Instead, Nunes made jokes: “There’s 35% of us in the state who are conservative, only 25% of us are socialists. So that leaves 40%. Now, I know what you are thinking: The 40% are the homeless people walking around, dead men walking, zombies that we see around our streets.” (I’m not sure where he’s getting his figures; according to a February report by the California secretary of state, 46.2% of registered voters are Democrats, 24.1% are Republicans and 23.7% stated no party preference.)

Perhaps the most concerning refrain at the Freedom Festival was the denial around the deadly Jan. 6 Capitol riot, where hundreds of Trump supporters stormed the building as Congress was certifying the results of the 2020 presidential election.

“They always accuse us of being violent rioters,” said Nunes, “yet it’s Antifa, BLM and other left-wing shock troops that … assault Republicans, conservatives and just innocent Americans. They attack police officers and they lay siege to federal buildings.”

I swear to God, he said it with a straight face.

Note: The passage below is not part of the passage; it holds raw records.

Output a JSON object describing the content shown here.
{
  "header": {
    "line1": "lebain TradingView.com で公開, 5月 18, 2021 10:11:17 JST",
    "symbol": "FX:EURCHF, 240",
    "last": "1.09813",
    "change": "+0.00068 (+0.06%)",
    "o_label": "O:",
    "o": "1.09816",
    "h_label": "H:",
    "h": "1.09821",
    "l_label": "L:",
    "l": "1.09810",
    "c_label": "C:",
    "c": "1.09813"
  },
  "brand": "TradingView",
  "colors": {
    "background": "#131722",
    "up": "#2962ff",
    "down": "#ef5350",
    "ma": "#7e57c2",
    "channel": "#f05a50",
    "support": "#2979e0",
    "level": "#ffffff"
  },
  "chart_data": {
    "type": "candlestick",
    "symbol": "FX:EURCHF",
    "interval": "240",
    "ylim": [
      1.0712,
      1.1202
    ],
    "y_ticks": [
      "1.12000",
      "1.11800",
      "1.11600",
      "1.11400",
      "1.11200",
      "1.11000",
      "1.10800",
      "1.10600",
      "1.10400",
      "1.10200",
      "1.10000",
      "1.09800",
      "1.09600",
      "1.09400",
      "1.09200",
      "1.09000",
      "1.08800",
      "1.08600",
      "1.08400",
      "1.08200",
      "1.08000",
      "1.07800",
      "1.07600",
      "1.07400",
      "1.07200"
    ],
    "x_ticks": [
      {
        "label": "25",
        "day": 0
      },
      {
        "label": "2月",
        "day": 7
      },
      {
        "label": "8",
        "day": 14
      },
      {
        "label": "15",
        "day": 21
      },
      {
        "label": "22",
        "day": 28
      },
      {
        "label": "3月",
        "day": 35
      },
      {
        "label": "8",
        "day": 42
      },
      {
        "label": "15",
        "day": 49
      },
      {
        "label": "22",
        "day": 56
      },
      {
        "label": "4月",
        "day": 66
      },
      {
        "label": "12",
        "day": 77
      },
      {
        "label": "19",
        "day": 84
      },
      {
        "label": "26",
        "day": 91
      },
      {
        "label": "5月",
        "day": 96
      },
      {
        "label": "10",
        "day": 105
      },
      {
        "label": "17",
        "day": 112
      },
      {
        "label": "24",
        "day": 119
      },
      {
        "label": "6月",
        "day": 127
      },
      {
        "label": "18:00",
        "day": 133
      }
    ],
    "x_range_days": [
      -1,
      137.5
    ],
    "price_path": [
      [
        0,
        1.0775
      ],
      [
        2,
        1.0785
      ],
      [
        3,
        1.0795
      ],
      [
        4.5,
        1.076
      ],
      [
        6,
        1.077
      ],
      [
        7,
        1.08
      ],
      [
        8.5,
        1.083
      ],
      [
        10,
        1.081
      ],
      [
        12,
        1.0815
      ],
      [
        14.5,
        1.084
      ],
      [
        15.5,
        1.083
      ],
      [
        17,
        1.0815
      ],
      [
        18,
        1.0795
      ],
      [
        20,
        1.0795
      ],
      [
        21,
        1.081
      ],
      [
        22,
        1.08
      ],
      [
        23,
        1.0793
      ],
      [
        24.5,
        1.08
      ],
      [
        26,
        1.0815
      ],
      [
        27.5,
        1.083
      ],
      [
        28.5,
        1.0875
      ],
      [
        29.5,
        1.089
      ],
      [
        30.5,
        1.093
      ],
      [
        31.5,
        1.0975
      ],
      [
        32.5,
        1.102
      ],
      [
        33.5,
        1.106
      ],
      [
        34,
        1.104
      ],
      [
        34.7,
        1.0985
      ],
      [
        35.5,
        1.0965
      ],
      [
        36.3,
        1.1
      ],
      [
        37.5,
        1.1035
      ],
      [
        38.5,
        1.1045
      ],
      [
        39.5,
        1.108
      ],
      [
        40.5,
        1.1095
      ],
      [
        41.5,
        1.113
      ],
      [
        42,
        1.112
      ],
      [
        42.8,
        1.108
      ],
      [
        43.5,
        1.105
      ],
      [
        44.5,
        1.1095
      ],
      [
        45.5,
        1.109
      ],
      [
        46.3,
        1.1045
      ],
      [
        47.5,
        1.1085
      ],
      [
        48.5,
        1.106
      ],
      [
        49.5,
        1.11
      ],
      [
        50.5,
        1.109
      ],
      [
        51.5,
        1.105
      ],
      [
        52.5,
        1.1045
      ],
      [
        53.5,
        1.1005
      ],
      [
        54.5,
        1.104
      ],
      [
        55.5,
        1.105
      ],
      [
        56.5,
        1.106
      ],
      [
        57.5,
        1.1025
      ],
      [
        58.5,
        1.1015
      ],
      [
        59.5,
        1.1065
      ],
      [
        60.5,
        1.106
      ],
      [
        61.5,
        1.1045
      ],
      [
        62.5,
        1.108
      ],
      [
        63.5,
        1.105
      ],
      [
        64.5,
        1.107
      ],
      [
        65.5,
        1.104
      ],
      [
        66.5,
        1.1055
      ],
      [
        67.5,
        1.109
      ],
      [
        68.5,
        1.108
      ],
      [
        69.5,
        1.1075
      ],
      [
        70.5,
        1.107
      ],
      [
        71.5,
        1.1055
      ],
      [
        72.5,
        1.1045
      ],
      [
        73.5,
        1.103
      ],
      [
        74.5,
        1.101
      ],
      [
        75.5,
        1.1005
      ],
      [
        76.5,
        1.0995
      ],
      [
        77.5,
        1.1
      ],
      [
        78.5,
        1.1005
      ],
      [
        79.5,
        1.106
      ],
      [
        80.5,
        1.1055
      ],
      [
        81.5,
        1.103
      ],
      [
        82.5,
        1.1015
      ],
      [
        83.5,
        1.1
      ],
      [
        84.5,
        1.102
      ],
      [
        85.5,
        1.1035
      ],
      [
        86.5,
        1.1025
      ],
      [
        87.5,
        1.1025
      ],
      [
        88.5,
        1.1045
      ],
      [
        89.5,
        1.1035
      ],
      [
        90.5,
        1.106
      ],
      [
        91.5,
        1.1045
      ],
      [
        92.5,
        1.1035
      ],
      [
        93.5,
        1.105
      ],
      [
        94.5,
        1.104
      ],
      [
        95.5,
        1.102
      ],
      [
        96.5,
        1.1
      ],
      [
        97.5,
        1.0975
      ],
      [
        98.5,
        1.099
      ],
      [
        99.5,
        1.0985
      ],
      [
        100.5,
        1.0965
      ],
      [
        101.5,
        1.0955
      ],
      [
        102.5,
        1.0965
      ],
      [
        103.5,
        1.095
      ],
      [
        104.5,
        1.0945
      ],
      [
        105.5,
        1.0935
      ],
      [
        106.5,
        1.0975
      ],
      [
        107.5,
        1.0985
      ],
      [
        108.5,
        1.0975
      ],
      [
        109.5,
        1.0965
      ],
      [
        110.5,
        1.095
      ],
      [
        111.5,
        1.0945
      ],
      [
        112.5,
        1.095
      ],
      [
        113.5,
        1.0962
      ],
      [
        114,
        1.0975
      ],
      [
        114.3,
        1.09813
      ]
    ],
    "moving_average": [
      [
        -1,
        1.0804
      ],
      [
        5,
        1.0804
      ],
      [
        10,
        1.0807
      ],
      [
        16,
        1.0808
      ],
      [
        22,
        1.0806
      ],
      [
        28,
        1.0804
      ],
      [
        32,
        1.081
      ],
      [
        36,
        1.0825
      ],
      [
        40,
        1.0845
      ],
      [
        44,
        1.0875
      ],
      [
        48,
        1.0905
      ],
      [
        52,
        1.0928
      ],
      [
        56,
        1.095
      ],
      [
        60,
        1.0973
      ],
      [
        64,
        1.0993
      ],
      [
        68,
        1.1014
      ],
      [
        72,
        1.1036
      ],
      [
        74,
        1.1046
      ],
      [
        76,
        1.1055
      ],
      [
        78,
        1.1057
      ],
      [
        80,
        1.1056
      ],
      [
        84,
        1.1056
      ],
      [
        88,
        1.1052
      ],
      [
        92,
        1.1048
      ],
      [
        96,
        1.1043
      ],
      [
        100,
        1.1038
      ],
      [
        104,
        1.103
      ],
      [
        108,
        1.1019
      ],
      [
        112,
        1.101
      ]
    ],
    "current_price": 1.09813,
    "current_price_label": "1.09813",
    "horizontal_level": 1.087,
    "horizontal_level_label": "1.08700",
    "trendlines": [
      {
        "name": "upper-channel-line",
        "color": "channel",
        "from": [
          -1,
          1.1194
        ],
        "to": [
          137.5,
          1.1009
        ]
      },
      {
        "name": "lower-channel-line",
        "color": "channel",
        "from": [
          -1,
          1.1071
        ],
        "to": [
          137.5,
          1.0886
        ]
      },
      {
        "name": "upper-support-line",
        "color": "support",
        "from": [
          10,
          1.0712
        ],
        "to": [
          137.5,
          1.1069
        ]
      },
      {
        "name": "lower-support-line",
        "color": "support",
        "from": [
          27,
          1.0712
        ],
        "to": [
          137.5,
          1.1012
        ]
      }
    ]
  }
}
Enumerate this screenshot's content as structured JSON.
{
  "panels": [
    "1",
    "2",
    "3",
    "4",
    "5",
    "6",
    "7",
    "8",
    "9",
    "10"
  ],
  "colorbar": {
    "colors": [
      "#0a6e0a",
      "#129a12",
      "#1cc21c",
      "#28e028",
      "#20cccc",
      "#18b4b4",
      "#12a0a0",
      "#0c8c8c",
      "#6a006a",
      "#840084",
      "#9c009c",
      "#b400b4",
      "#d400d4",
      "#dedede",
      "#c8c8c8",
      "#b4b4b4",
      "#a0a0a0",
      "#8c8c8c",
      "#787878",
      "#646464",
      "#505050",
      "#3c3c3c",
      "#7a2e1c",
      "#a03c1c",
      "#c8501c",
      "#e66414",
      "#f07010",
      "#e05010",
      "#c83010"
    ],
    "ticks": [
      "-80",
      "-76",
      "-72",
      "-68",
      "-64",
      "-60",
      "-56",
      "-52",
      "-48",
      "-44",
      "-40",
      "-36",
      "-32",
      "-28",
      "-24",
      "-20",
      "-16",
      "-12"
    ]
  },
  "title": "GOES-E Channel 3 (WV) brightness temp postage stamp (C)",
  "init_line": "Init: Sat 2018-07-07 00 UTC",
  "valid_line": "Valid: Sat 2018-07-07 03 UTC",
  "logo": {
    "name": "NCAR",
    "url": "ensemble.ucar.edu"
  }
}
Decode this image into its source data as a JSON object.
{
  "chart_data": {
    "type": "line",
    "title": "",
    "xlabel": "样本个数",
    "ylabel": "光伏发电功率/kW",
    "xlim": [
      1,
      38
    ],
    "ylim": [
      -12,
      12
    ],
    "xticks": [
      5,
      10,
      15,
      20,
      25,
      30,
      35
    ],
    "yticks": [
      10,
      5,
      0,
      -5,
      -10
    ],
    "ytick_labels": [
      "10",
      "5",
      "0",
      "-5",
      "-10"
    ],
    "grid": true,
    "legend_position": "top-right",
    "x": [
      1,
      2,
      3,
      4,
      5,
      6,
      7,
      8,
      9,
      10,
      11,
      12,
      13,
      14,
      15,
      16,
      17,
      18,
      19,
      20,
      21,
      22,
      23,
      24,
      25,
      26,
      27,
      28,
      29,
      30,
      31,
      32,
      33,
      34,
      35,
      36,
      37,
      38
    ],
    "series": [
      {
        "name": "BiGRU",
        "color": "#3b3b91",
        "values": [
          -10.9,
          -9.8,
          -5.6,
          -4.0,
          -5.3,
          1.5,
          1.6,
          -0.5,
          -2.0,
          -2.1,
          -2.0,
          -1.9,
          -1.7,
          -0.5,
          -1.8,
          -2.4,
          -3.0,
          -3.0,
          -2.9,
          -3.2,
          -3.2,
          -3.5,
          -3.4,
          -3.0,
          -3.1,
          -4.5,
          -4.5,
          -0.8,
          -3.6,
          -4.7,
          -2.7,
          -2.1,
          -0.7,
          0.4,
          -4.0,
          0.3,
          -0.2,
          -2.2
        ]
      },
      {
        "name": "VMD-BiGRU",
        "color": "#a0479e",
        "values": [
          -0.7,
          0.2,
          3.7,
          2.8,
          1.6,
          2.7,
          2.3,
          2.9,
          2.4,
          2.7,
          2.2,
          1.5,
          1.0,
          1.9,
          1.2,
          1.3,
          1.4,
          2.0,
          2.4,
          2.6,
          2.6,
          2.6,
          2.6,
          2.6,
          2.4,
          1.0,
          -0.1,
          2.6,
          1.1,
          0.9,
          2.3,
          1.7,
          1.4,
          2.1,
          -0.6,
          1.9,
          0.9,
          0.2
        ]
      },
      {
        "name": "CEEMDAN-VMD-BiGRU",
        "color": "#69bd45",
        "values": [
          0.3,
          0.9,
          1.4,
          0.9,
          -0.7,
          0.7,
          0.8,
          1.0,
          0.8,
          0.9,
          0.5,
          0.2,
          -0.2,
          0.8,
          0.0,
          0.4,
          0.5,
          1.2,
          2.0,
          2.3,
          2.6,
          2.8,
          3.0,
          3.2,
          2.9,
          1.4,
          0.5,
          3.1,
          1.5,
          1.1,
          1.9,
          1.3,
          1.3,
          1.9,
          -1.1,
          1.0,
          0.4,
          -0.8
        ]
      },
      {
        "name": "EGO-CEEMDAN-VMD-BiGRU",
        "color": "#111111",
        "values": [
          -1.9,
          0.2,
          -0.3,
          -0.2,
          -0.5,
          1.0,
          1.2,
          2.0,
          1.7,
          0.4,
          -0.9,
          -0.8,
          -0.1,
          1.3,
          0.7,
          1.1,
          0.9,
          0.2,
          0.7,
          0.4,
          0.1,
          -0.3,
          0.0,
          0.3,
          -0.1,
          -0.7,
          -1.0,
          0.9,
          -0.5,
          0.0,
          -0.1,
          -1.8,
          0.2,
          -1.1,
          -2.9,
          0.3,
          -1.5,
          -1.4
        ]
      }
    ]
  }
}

A short time later onstage, conservative filmmaker Amanda Milius implied that the events of Jan. 6, so thoroughly documented in photos, videos and criminal indictments, were part of “a nationwide hoax.”

And her co-panelist Kash Patel, a former Trump administration official who called Democratic Rep. Adam Schiff “that dime-store dumbass,” insisted that “out of 400 people arrested” in connection with the Capitol attacks, “only two had loose links to President Trump or affiliated organizations.”

Actually, 458 people have been arrested so far, and all of them had “links” to Trump, given they’d stormed the Capitol out of the false belief that he had won the election.

If trashing the state is popular with California’s far right, so be it. Calling homeless people zombies and joking that San Francisco is not America may get a fleeting laugh or two. But Californians are hungry for solutions, not insults. Republicans interested in reversing the party’s decline in California forget that at their peril.